Load and store half-floats from device memory. How to shift those bits correctly...

Hi all,
I’m running out of GPU ram for my algorithms and was thinking that half-floats offer more than enough precision for all I need.

I am using the driver API, so I know I can read half-float textures, but I need a way to write and also read half-floats to/from device linear memory. I took a quick look at the PTX manual and saw lots of intrinsicts for the half float conversions.

Why are there no CUDA functions for these?

I guess that through some smart bit shifting and the like the conversion can also be done “manually”.
But I’m not sure how.

Can someone help?

Thanks
Mark

For manual conversions I would read the format description, e.g. over here: [url=“Half-precision floating-point format - Wikipedia”]http://en.wikipedia.org/wiki/Half_precision[/url].

Since half-float description above is short and authors asssumed you know how floats looks like I would suggest checking out
[url=“Floating-point arithmetic - Wikipedia”]http://en.wikipedia.org/wiki/Floating_point[/url]
[url=“http://babbage.cs.qc.cuny.edu/IEEE-754/References.xhtml”]http://babbage.cs.qc.cuny.edu/IEEE-754/References.xhtml[/url]
to undestand how full floats are represented.

Since device uses similar formats as on the host, I would first try to implement succesfull conversions on the host, before playing with CUDA.

From what I know CUDA differs in:

  • no support for denormalised values (very small, close to 0 values)
  • no or different support for incorrect values (NaNs)
  • not sure how ± infinity is handled.

For fast float <-> half float conversions on the CPU, check out this article

[url=“http://www.fox-toolkit.org/ftp/fasthalffloatconversion.pdf”]http://www.fox-toolkit.org/ftp/fasthalffloatconversion.pdf[/url]

Christian

No promises, but half-float to float conversion intrinsics are planned for CUDA 2.3

I just learned more than I ever wanted of floating point representation…

Yes, looking at the complexity of handling the denormals, etc correctly I realize it’s not just a matter of shifting bits.
Knowing it’s all in there in PTX already does not really motivate to tackle this manually.

So I’ll cross my fingers this comes into CUDA 2.3 - thanks for promising it Simon :)

Thank you all for your kind help.
Mark

BTW: Just in case someone wondered why I’m getting out of RAM… I’m working on a Mac with the GT8800 that only has 512MB. The Quadro with 1.5GB is way too expensive for me. If I where a Windows user I would certainly have already solved that…

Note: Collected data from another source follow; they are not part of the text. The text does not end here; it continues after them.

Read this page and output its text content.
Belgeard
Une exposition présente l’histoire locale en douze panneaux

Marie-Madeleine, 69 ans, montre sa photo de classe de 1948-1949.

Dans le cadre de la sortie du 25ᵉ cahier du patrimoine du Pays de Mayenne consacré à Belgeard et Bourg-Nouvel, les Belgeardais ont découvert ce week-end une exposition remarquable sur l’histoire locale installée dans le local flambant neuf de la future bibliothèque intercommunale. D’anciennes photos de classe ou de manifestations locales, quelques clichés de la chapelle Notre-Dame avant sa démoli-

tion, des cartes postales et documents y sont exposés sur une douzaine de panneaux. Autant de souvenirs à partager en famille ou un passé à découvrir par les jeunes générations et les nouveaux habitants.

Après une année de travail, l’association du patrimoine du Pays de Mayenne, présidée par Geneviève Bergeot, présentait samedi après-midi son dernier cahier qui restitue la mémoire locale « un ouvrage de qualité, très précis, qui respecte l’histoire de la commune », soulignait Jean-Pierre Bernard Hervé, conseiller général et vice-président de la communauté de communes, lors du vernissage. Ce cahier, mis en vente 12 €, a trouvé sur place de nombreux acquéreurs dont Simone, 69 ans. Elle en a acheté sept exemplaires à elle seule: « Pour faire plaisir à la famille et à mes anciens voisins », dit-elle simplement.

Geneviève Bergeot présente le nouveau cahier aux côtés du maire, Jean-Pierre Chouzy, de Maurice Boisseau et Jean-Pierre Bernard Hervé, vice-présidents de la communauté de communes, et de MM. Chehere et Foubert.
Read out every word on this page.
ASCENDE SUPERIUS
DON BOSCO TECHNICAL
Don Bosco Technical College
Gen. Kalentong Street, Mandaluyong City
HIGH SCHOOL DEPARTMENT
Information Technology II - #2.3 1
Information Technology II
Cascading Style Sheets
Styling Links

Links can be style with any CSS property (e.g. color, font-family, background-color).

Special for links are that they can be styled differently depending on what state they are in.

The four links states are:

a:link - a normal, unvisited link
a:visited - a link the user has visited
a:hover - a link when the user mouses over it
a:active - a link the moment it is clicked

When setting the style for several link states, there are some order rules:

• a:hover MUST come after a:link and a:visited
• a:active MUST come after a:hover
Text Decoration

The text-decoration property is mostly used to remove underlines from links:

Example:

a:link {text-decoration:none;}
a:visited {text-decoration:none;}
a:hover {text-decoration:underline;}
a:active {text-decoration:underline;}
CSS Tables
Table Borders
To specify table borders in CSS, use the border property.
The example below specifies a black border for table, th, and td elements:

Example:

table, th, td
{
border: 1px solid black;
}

CUDA does not support denormals anyway, and if you code your program carefully you can also avoid infinites, NaNs, leaving only bit shifting for your code.
So if you don’t want to wait for CUDA 2.3 I would try that simplest shifting algorithm anyway and keep my fingers crossed :)

Alternatively, maybe there are other ways of decreasing your memory requirements?

I was so lost into those floating point docs that I oversaw that info from your first post.

Leaving only the bit shifts seems like it’s worth trying it out.

Many thanks for pointing that out to me again!

(But I am still crossing fingers…)

Actually, the double-precision instructions do support subnormal inputs and results, while single-precision instructions flush subnormal inputs and results to zero.

(PTX ISA 1.4 manual p.55)

N.

Ah… I never worked with doubles, sorry.